Exploring data-driven strategies for decarbonized infrastructure.

Aiming to support national decarbonization goals, this project integrates early-stage design variables, material datasets, and uncertainty analysis to quantify embodied carbon in high-rise residential buildings. The outcome includes regionally adaptable workflows for low-carbon structure selection.

Autonomous Excavation via Reinforcement Learning

This research explores the use of reinforcement learning (RL) to automate excavation tasks, aiming to address labor shortages and improve safety in construction.

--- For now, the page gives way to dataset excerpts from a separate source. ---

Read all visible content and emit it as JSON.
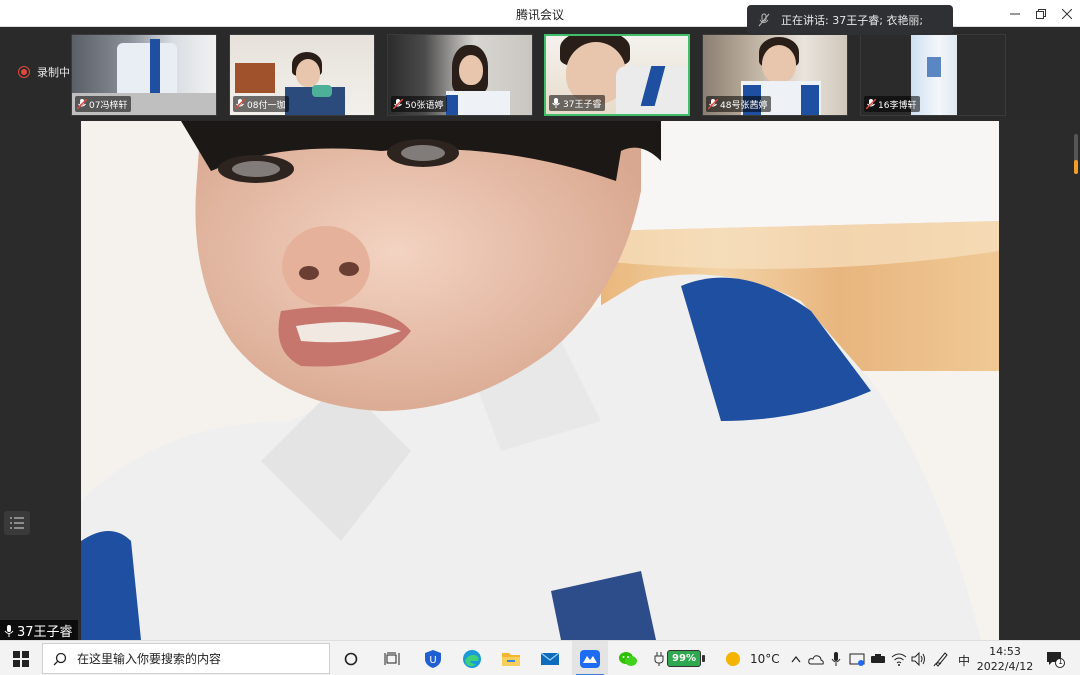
{
  "window": {
    "title": "腾讯会议",
    "speaking_label": "正在讲话: 37王子睿; 衣艳丽;",
    "recording_label": "录制中"
  },
  "participants": [
    {
      "name": "07冯梓轩",
      "mic": "muted"
    },
    {
      "name": "08付一珈",
      "mic": "muted"
    },
    {
      "name": "50张语婷",
      "mic": "muted"
    },
    {
      "name": "37王子睿",
      "mic": "on",
      "active": true
    },
    {
      "name": "48号张茜婷",
      "mic": "muted"
    },
    {
      "name": "16李博轩",
      "mic": "muted"
    }
  ],
  "main_video": {
    "speaker_name": "37王子睿"
  },
  "taskbar": {
    "search_placeholder": "在这里输入你要搜索的内容",
    "battery_percent": "99%",
    "temperature": "10°C",
    "ime": "中",
    "time": "14:53",
    "date": "2022/4/12",
    "notification_count": "1"
  },
  "colors": {
    "active_border": "#3fbf6a",
    "recording": "#e04a3c",
    "battery": "#2fa84f"
  }
}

By mimicking expert operator strategies, RL models—trained through policy gradients and deep learning—learn to perform complex operations like digging, leveling, and material placement. Starting in simulation environments and progressing to real-world deployment on compact robotic excavators, the project demonstrates the potential of AI-driven machinery to carry out precise excavation tasks. This milestone marks a step toward scalable, intelligent automation in construction, with applications in digital twinning and modular robotic systems.